- Right fielder
- Born: July 31, 1911 Atlanta, Georgia, U.S.
- Died: January 3, 1973 (aged 61) Sandersville, Georgia, U.S.
- Batted: LeftThrew: Left

Negro league baseball debut
- 1937, for the Atlanta Black Crackers

Last appearance
- 1941, for the Chicago American Giants

Career statistics
- Batting average: .324
- Hits: 90
- Home runs: 9
- Runs batted in: 64
- Stolen bases: 8

Teams
- Atlanta Black Crackers (1937–1938); Indianapolis ABCs (1939); Chicago American Giants (1940–1941);

Career highlights and awards
- All-Star (1940);

= Donald Reeves =

American baseball player (1911–1973)

Donald Ray Reeves (July 31, 1911 - January 3, 1973), nicknamed "Soup", was an American professional baseball right fielder in the Negro leagues.

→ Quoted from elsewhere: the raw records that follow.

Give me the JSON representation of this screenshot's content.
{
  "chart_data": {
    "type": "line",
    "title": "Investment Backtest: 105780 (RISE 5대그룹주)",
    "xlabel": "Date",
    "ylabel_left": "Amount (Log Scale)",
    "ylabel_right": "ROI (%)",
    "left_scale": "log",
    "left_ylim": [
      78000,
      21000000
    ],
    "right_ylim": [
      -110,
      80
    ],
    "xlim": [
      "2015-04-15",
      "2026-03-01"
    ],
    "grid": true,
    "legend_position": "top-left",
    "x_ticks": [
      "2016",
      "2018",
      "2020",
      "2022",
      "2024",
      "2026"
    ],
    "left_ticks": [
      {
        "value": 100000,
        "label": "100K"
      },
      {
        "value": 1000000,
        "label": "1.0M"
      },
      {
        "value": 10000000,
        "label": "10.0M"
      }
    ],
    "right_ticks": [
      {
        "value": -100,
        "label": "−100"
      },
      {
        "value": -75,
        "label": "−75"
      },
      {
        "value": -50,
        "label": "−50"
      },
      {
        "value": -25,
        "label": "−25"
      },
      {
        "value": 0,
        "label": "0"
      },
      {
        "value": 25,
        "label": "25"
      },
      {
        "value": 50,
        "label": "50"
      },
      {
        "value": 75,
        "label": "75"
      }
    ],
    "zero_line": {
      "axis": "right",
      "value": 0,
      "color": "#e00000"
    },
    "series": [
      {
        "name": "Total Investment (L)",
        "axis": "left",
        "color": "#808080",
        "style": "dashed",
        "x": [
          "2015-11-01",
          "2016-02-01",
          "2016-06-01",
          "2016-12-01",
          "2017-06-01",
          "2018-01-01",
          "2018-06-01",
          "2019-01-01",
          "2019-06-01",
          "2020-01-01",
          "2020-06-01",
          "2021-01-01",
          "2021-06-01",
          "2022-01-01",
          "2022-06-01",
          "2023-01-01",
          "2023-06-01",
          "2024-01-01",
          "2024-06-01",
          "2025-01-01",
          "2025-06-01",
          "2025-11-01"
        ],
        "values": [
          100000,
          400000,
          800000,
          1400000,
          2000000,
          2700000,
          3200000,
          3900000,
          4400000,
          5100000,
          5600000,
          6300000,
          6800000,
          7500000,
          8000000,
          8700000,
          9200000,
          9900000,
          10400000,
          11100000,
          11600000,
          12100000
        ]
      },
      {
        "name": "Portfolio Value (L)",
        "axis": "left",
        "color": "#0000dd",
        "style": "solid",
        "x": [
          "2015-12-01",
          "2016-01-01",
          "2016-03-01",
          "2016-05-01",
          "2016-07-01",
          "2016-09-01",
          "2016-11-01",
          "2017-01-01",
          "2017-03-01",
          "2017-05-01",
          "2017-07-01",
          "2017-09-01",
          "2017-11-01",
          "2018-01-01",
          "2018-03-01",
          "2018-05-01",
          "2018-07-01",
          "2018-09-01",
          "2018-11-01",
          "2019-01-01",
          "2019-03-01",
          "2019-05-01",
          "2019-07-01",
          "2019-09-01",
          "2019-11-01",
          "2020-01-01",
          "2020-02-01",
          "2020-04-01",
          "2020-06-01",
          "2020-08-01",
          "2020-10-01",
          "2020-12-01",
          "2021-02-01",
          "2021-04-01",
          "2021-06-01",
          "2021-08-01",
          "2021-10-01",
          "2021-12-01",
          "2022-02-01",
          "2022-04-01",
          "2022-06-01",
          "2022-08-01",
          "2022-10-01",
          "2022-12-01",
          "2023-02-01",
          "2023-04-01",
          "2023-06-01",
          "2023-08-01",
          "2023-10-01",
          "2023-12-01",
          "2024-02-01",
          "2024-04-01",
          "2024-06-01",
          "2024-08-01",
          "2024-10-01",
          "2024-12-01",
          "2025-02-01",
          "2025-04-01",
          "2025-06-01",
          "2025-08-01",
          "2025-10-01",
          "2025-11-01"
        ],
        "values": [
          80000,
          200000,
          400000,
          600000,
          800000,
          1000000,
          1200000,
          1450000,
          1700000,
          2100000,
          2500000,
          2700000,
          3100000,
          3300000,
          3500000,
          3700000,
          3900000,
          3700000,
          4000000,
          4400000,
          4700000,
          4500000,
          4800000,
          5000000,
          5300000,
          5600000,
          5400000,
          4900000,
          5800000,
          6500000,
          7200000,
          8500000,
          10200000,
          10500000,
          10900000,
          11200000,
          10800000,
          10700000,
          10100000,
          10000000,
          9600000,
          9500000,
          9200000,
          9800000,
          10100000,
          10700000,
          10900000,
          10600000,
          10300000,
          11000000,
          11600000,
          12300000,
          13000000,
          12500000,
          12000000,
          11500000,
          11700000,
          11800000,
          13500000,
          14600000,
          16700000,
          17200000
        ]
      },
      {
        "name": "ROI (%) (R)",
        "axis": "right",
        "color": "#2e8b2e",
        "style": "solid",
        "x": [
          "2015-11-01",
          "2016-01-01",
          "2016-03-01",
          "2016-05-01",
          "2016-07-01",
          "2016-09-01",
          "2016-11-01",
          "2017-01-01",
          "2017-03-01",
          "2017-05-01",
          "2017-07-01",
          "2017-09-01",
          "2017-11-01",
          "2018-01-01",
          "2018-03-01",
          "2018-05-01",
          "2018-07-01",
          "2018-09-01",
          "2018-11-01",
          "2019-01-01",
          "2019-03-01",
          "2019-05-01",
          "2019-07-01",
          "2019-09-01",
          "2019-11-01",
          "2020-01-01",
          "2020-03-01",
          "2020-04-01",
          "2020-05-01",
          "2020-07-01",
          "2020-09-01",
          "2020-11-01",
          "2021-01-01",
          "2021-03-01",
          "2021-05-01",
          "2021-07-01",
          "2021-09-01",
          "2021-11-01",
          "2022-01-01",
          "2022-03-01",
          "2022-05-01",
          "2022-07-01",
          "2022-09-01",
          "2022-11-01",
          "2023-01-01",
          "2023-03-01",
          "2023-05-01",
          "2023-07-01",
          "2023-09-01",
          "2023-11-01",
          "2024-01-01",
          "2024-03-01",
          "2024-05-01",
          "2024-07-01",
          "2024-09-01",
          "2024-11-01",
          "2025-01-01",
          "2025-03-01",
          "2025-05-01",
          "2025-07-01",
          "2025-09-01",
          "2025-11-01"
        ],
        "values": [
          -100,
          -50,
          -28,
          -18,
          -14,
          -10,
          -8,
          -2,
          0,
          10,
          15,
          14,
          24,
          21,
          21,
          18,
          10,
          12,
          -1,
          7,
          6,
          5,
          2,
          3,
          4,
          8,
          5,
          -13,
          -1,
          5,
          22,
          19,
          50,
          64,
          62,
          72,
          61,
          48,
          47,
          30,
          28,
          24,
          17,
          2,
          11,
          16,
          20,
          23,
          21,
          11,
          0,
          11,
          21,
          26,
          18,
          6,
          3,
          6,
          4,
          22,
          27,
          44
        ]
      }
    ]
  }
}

He played from 1937 to 1941 with the Atlanta Black Crackers, Indianapolis ABCs, and the Chicago American Giants. He was a graduate of Clark Atlanta University, then known as Clark College, where he played baseball, basketball, and football. He was selected to the 1940 East-West Game. After his baseball career, he became a teacher in Atlanta, Georgia.